DUBAI (Reuters) - Saudi Aramco this year extended the maturity of two revolving credit facilities it took in 2015, meaning those loans worth a total of $8 billion will be available through March 2022, a bond prospectus showed.
Aramco said on Monday it plans to issue multi-tranche U.S. dollar-denominated bonds, as the world’s largest oil company seeks to raise cash amid weak global oil demand and lower oil prices.
The prospectus showed that in June this year the oil giant amended certain agreements regarding one of the two revolving loans, a $6 billion conventional credit facility, to incorporate a $2 billion “swingline” sub-facility to support the establishment of a U.S. commercial paper programme.

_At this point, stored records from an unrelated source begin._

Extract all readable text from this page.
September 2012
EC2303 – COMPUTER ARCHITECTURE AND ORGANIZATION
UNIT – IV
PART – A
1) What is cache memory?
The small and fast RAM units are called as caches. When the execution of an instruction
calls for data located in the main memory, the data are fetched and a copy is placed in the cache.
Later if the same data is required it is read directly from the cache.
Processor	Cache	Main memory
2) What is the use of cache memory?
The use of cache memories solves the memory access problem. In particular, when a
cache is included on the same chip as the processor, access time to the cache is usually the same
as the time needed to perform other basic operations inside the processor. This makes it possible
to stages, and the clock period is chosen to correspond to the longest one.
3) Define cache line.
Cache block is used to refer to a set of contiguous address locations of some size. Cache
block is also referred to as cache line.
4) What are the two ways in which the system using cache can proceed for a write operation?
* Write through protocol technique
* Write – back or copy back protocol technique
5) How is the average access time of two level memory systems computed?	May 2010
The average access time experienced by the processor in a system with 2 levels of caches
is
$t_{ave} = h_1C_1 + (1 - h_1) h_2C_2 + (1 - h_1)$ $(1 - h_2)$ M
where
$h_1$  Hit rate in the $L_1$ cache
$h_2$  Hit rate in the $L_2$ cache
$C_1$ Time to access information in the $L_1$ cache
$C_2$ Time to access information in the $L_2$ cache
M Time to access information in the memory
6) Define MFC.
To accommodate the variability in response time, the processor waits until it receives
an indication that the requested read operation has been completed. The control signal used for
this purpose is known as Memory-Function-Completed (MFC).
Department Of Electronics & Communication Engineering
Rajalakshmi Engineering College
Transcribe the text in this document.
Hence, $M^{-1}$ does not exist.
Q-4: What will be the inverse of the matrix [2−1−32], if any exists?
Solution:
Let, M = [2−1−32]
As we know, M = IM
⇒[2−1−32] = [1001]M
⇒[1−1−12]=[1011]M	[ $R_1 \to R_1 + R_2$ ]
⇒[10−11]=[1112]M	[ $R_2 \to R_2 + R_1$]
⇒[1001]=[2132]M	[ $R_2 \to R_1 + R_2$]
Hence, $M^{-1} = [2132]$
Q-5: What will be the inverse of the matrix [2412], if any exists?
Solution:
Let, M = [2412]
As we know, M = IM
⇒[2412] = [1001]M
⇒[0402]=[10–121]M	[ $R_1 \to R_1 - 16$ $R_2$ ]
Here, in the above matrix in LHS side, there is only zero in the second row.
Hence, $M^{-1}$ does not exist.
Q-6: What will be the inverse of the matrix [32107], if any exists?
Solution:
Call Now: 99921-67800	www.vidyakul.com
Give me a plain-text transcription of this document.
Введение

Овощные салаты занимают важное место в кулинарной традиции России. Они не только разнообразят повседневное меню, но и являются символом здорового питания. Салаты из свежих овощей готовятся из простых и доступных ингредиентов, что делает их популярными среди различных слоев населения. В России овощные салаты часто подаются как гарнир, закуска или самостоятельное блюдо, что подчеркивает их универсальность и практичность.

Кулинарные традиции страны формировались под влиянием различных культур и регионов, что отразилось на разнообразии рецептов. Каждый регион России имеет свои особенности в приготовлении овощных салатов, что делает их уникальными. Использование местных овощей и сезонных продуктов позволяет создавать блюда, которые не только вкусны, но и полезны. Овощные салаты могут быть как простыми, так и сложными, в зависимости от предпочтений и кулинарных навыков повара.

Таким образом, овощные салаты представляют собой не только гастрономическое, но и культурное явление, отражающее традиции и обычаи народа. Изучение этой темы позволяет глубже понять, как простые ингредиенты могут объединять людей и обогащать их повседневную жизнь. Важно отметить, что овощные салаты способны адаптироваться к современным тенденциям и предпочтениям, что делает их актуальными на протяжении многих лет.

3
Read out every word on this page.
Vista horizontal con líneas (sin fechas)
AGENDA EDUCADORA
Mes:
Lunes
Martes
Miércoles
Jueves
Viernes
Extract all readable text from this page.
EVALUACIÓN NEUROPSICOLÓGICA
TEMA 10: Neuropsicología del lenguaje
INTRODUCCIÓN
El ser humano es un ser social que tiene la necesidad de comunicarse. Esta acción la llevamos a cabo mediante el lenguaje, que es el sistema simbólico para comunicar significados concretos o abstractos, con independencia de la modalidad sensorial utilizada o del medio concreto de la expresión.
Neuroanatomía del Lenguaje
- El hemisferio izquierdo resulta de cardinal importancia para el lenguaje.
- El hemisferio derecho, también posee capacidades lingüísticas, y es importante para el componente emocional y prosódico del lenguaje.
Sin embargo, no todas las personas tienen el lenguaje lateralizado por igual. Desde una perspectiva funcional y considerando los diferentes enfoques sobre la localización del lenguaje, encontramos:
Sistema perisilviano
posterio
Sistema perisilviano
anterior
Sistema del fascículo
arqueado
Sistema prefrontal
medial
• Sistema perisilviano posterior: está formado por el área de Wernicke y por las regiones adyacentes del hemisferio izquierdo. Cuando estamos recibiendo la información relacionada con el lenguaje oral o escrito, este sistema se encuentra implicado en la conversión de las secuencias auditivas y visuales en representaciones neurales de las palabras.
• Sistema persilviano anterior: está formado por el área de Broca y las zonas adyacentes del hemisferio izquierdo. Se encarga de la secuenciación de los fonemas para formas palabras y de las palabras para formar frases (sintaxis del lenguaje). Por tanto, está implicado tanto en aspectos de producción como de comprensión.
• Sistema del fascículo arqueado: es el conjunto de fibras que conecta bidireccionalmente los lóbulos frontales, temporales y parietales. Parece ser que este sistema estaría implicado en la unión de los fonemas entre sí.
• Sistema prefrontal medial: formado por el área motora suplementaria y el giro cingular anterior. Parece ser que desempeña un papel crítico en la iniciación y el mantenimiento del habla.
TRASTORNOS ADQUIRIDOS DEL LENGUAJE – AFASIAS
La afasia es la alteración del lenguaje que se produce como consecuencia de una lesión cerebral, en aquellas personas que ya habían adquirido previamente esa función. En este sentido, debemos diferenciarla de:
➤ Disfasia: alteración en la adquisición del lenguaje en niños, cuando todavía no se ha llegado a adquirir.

No debt had been issued under the programme as of Sept. 30, the prospectus said.
Swingline loans are aimed at supporting a borrower’s short-term cash management needs.
Aramco had an unused balance of $10 billion under its revolving credit facilities as of end-2019, the document said.
As of Sept. 30, Aramco had $135.55 billion in total borrowings, up from $46.82 billion at the end of 2019, the prospectus showed, a jump largely explained by its acquisition of a 70% stake in Saudi Basic Industries Corp (SABIC).
The prospectus also confirmed Aramco took a $10 billion loan in May that was previously reported by Reuters. The loan matures on May 6, 2021, but Aramco has the option to extend it for a year. As of Sept. 30, the loan had been fully utilised.